Yes, under Roe, 55 million American persons have unlawfully perished. It is a miracle of divine mercy we are still here to contemplate it. May 2017 be the year when we awaken to what we have done.

DEAN DAVIS

Santa Rosa

Local prison terms

EDITOR: Why is it that local prison terms for non-violent offenders aren’t included in Proposition 57, which offers a chance at early release for participating in education or rehabilitative programs?

A local prison term doesn’t include any of the benefits of state prison. With a sentence of five years in local prison, I find myself mixed up in the absurdity of the Mendocino County Superior Court and the local correction system.
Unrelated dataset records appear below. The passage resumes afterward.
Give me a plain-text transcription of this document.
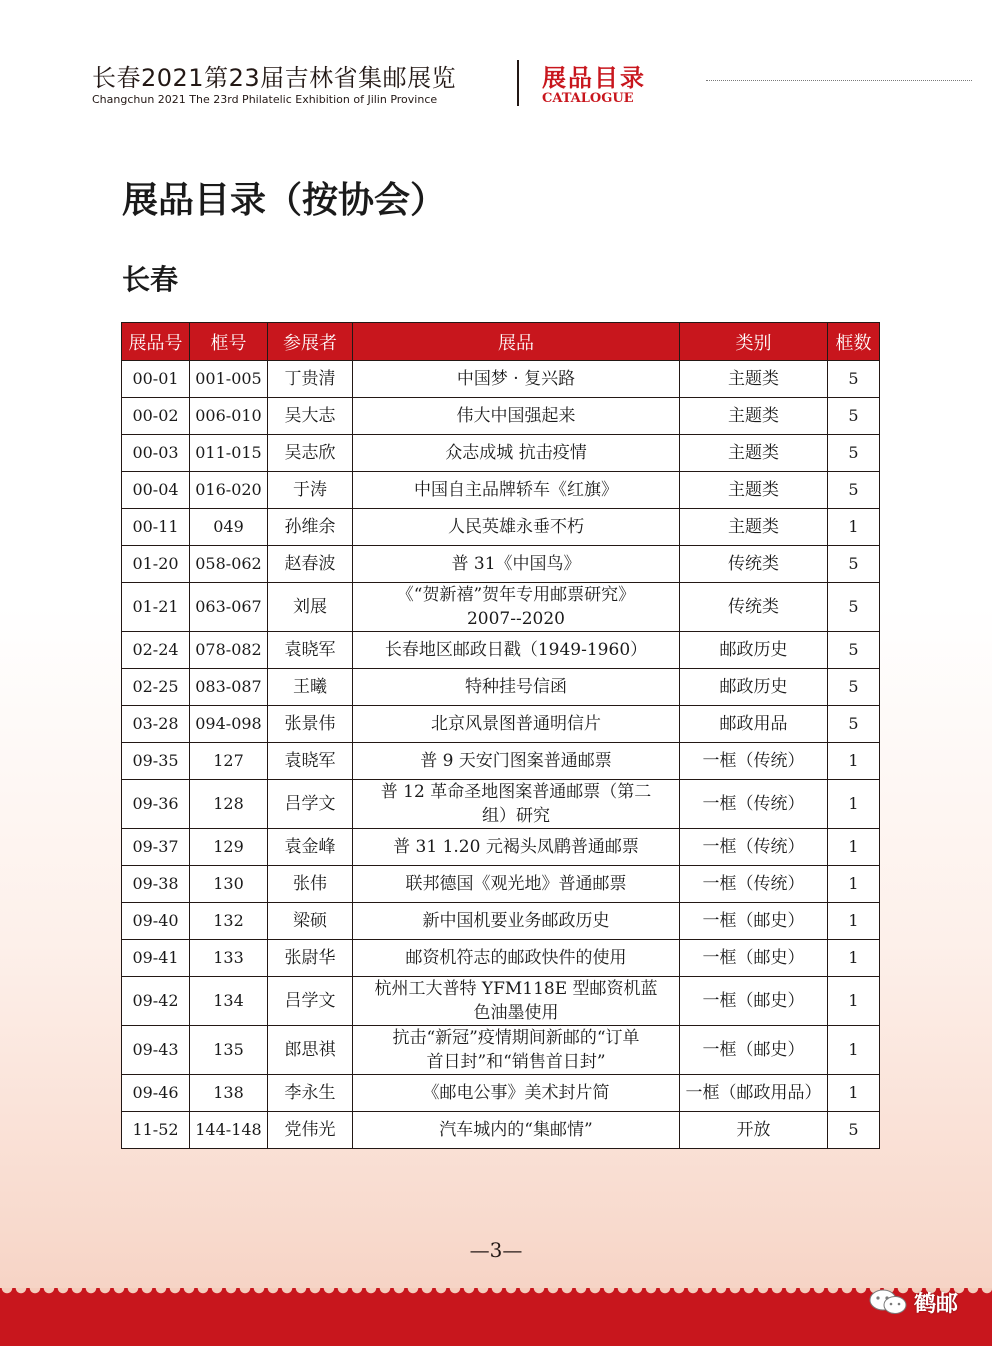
长春2021第23届吉林省集邮展览
Changchun 2021 The 23rd Philatelic Exhibition of Jilin Province
展品目录
CATALOGUE
展品目录（按协会）
长春
展品号	框号	参展者	展品	类别	框数
00-01	001-005	丁贵清	中国梦 · 复兴路	主题类	5
00-02	006-010	吴大志	伟大中国强起来	主题类	5
00-03	011-015	吴志欣	众志成城 抗击疫情	主题类	5
00-04	016-020	于涛	中国自主品牌轿车《红旗》	主题类	5
00-11	049	孙维余	人民英雄永垂不朽	主题类	1
01-20	058-062	赵春波	普 31《中国鸟》	传统类	5
01-21	063-067	刘展	《“贺新禧”贺年专用邮票研究》
2007--2020	传统类	5
02-24	078-082	袁晓军	长春地区邮政日戳（1949-1960）	邮政历史	5
02-25	083-087	王曦	特种挂号信函	邮政历史	5
03-28	094-098	张景伟	北京风景图普通明信片	邮政用品	5
09-35	127	袁晓军	普 9 天安门图案普通邮票	一框（传统）	1
09-36	128	吕学文	普 12 革命圣地图案普通邮票（第二
组）研究	一框（传统）	1
09-37	129	袁金峰	普 31 1.20 元褐头凤鹛普通邮票	一框（传统）	1
09-38	130	张伟	联邦德国《观光地》普通邮票	一框（传统）	1
09-40	132	梁硕	新中国机要业务邮政历史	一框（邮史）	1
09-41	133	张尉华	邮资机符志的邮政快件的使用	一框（邮史）	1
09-42	134	吕学文	杭州工大普特 YFM118E 型邮资机蓝
色油墨使用	一框（邮史）	1
09-43	135	郎思祺	抗击“新冠”疫情期间新邮的“订单
首日封”和“销售首日封”	一框（邮史）	1
09-46	138	李永生	《邮电公事》美术封片简	一框（邮政用品）	1
11-52	144-148	党伟光	汽车城内的“集邮情”	开放	5
—3—
鹤邮
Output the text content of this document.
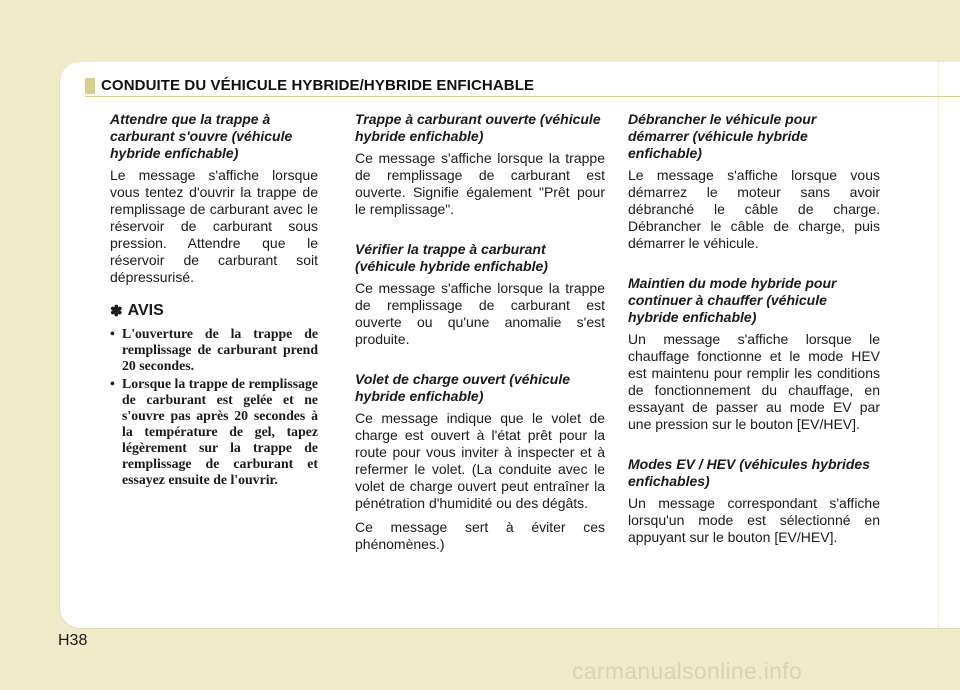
CONDUITE DU VÉHICULE HYBRIDE/HYBRIDE ENFICHABLE
Attendre que la trappe à carburant s'ouvre (véhicule hybride enfichable)

Le message s'affiche lorsque vous tentez d'ouvrir la trappe de remplissage de carburant avec le réservoir de carburant sous pression. Attendre que le réservoir de carburant soit dépressurisé.

✽ AVIS
• L'ouverture de la trappe de remplissage de carburant prend 20 secondes.
• Lorsque la trappe de remplissage de carburant est gelée et ne s'ouvre pas après 20 secondes à la température de gel, tapez légèrement sur la trappe de remplissage de carburant et essayez ensuite de l'ouvrir.
Trappe à carburant ouverte (véhicule hybride enfichable)

Ce message s'affiche lorsque la trappe de remplissage de carburant est ouverte. Signifie également "Prêt pour le remplissage".

Vérifier la trappe à carburant (véhicule hybride enfichable)

Ce message s'affiche lorsque la trappe de remplissage de carburant est ouverte ou qu'une anomalie s'est produite.

Volet de charge ouvert (véhicule hybride enfichable)

Ce message indique que le volet de charge est ouvert à l'état prêt pour la route pour vous inviter à inspecter et à refermer le volet. (La conduite avec le volet de charge ouvert peut entraîner la pénétration d'humidité ou des dégâts.

Ce message sert à éviter ces phénomènes.)

Débrancher le véhicule pour démarrer (véhicule hybride enfichable)

Le message s'affiche lorsque vous démarrez le moteur sans avoir débranché le câble de charge. Débrancher le câble de charge, puis démarrer le véhicule.

Maintien du mode hybride pour continuer à chauffer (véhicule hybride enfichable)

Un message s'affiche lorsque le chauffage fonctionne et le mode HEV est maintenu pour remplir les conditions de fonctionnement du chauffage, en essayant de passer au mode EV par une pression sur le bouton [EV/HEV].

Modes EV / HEV (véhicules hybrides enfichables)

Un message correspondant s'affiche lorsqu'un mode est sélectionné en appuyant sur le bouton [EV/HEV].

H38
carmanualsonline.info
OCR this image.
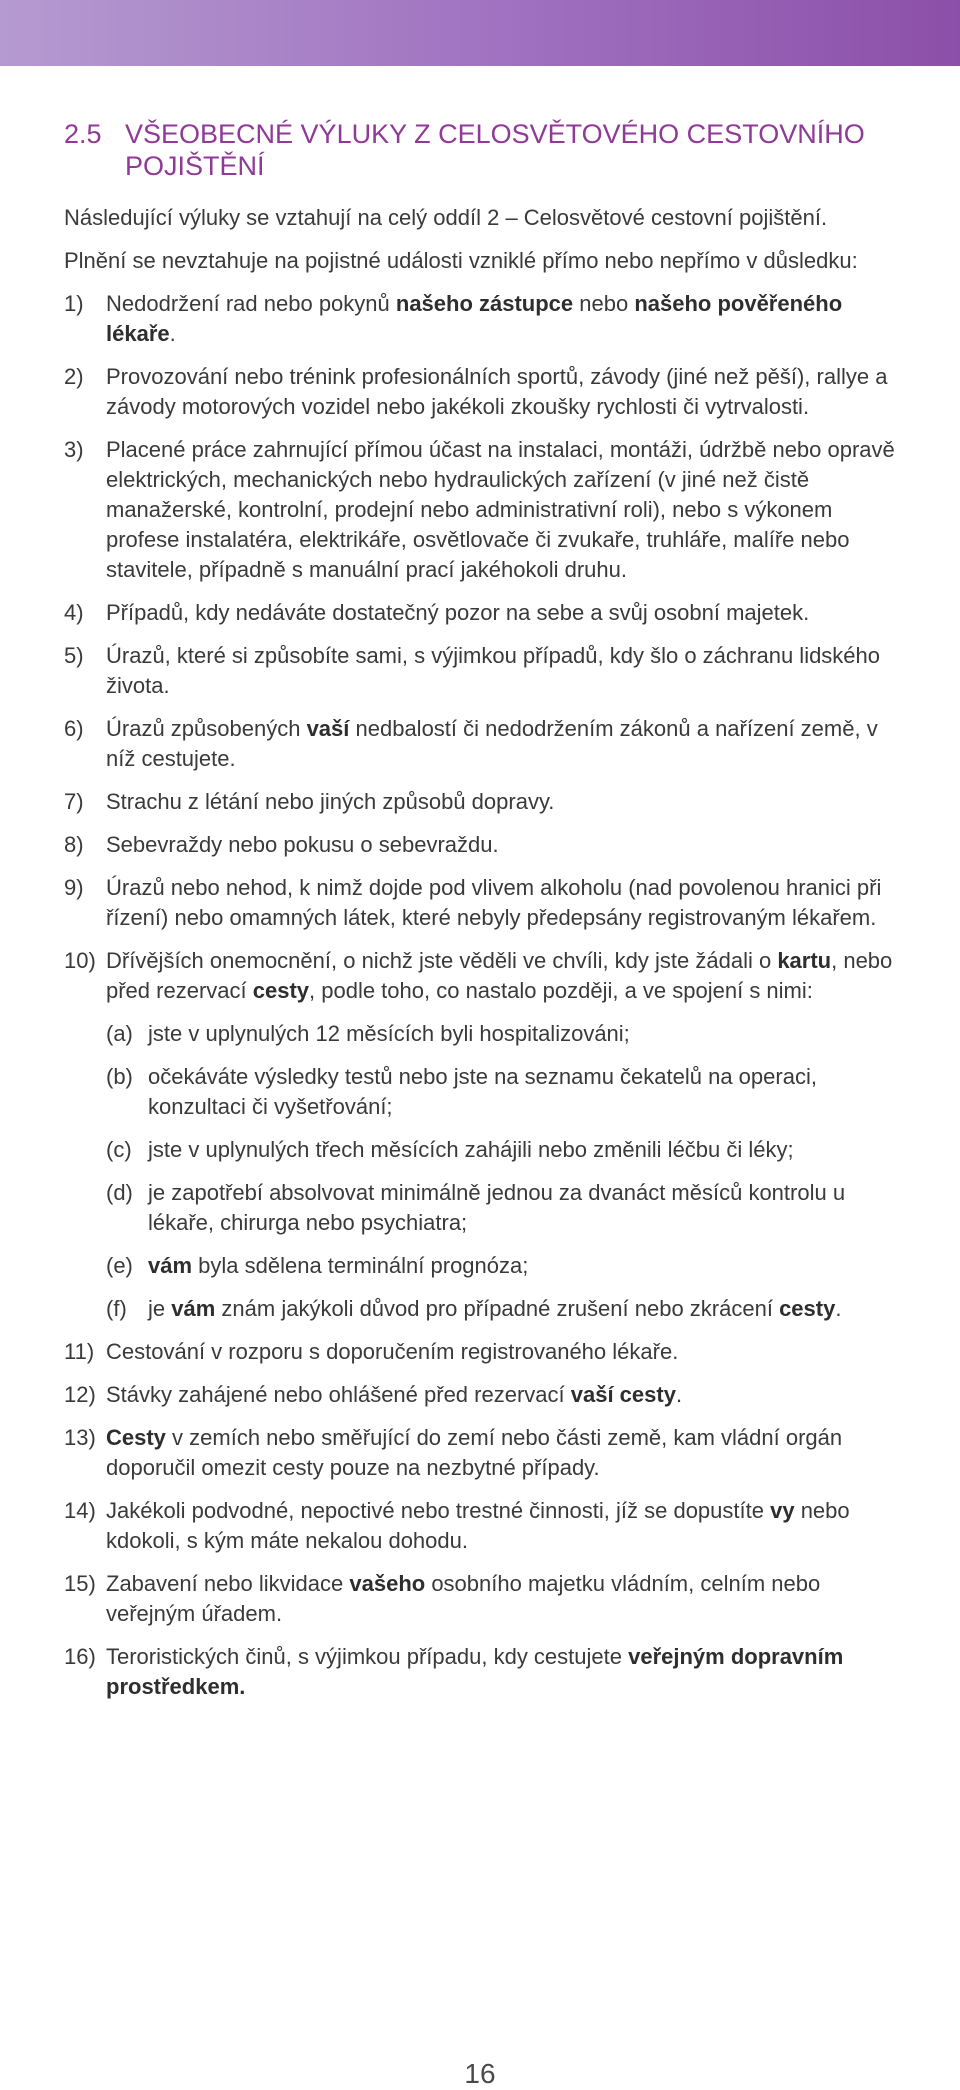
2.5 VŠEOBECNÉ VÝLUKY Z CELOSVĚTOVÉHO CESTOVNÍHO POJIŠTĚNÍ

Následující výluky se vztahují na celý oddíl 2 – Celosvětové cestovní pojištění.

Plnění se nevztahuje na pojistné události vzniklé přímo nebo nepřímo v důsledku:

1)	Nedodržení rad nebo pokynů našeho zástupce nebo našeho pověřeného lékaře.
2)	Provozování nebo trénink profesionálních sportů, závody (jiné než pěší), rallye a závody motorových vozidel nebo jakékoli zkoušky rychlosti či vytrvalosti.
3)	Placené práce zahrnující přímou účast na instalaci, montáži, údržbě nebo opravě elektrických, mechanických nebo hydraulických zařízení (v jiné než čistě manažerské, kontrolní, prodejní nebo administrativní roli), nebo s výkonem profese instalatéra, elektrikáře, osvětlovače či zvukaře, truhláře, malíře nebo stavitele, případně s manuální prací jakéhokoli druhu.
4)	Případů, kdy nedáváte dostatečný pozor na sebe a svůj osobní majetek.
5)	Úrazů, které si způsobíte sami, s výjimkou případů, kdy šlo o záchranu lidského života.
6)	Úrazů způsobených vaší nedbalostí či nedodržením zákonů a nařízení země, v níž cestujete.
7)	Strachu z létání nebo jiných způsobů dopravy.
8)	Sebevraždy nebo pokusu o sebevraždu.
9)	Úrazů nebo nehod, k nimž dojde pod vlivem alkoholu (nad povolenou hranici při řízení) nebo omamných látek, které nebyly předepsány registrovaným lékařem.
10) Dřívějších onemocnění, o nichž jste věděli ve chvíli, kdy jste žádali o kartu, nebo před rezervací cesty, podle toho, co nastalo později, a ve spojení s nimi:
(a) jste v uplynulých 12 měsících byli hospitalizováni;
(b) očekáváte výsledky testů nebo jste na seznamu čekatelů na operaci, konzultaci či vyšetřování;
(c) jste v uplynulých třech měsících zahájili nebo změnili léčbu či léky;
(d) je zapotřebí absolvovat minimálně jednou za dvanáct měsíců kontrolu u lékaře, chirurga nebo psychiatra;
(e) vám byla sdělena terminální prognóza;
(f) je vám znám jakýkoli důvod pro případné zrušení nebo zkrácení cesty.
11) Cestování v rozporu s doporučením registrovaného lékaře.
12) Stávky zahájené nebo ohlášené před rezervací vaší cesty.
13) Cesty v zemích nebo směřující do zemí nebo části země, kam vládní orgán doporučil omezit cesty pouze na nezbytné případy.
14) Jakékoli podvodné, nepoctivé nebo trestné činnosti, jíž se dopustíte vy nebo kdokoli, s kým máte nekalou dohodu.
15) Zabavení nebo likvidace vašeho osobního majetku vládním, celním nebo veřejným úřadem.
16) Teroristických činů, s výjimkou případu, kdy cestujete veřejným dopravním prostředkem.
16
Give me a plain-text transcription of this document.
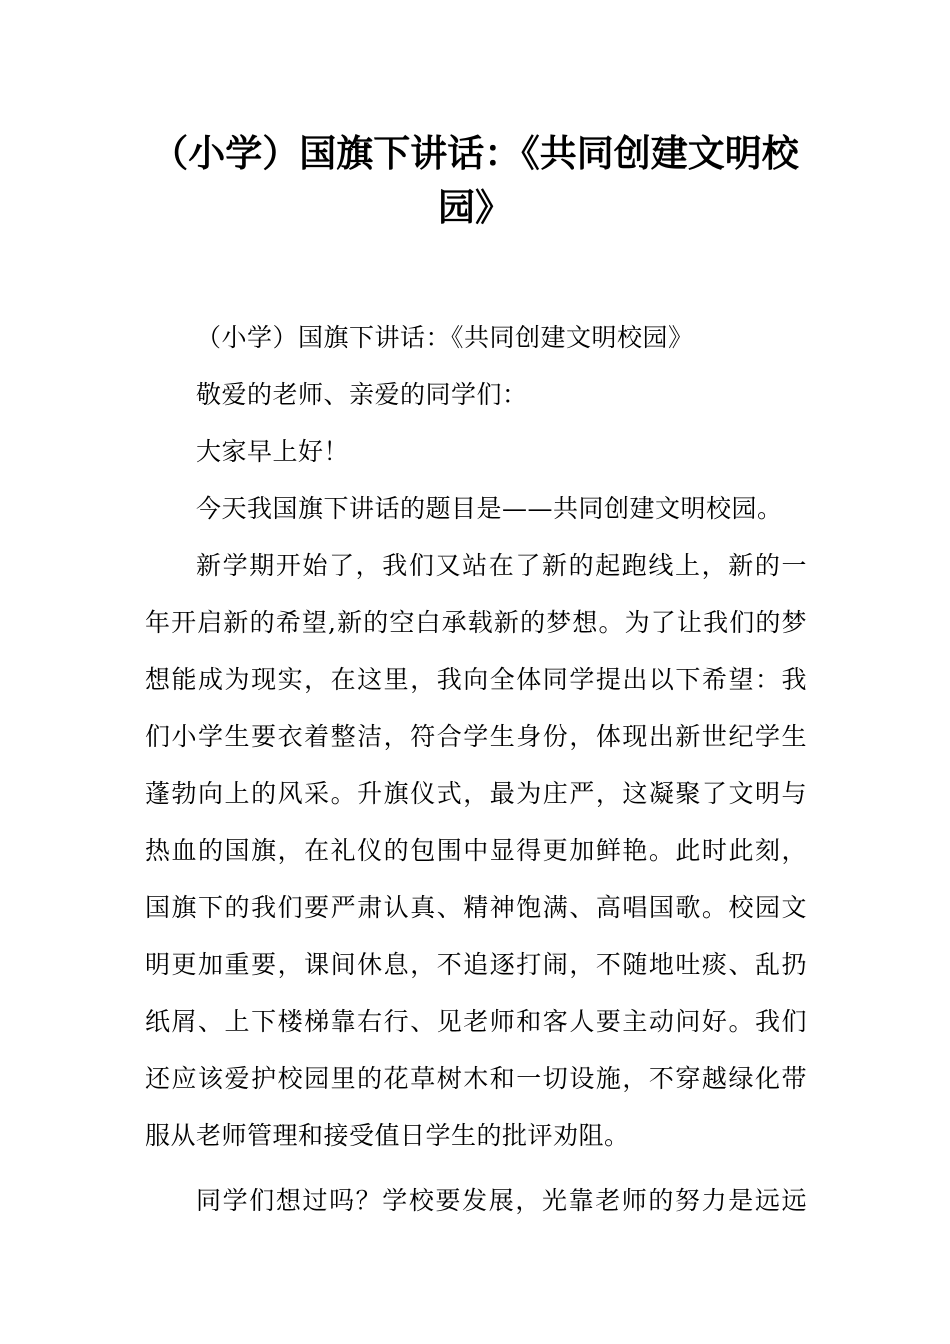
（小学）国旗下讲话：《共同创建文明校
园》
（小学）国旗下讲话：《共同创建文明校园》
敬爱的老师、亲爱的同学们：
大家早上好！
今天我国旗下讲话的题目是——共同创建文明校园。
新学期开始了，我们又站在了新的起跑线上，新的一
年开启新的希望,新的空白承载新的梦想。为了让我们的梦
想能成为现实，在这里，我向全体同学提出以下希望：我
们小学生要衣着整洁，符合学生身份，体现出新世纪学生
蓬勃向上的风采。升旗仪式，最为庄严，这凝聚了文明与
热血的国旗，在礼仪的包围中显得更加鲜艳。此时此刻，
国旗下的我们要严肃认真、精神饱满、高唱国歌。校园文
明更加重要，课间休息，不追逐打闹，不随地吐痰、乱扔
纸屑、上下楼梯靠右行、见老师和客人要主动问好。我们
还应该爱护校园里的花草树木和一切设施，不穿越绿化带
服从老师管理和接受值日学生的批评劝阻。
同学们想过吗？学校要发展，光靠老师的努力是远远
I, along with my co-inmates with similar sentences at the county jail, don’t qualify for the perks that state inmates receive. Some of these programs and services include eligibility for home monitoring, better living conditions, work opportunities, legal services and programs that aid inmates in stating their lives over and becoming productive members of society.

Being incarcerated in the Mendocino County Jail, I can attest to the fact that none of these benefits are offered. I believe that the Mendocino County Jail simply views inmates serving local prison sentences as “meal tickets” to increase their bottom lines. So do violent crime convictions equal better sentences in Mendocino County?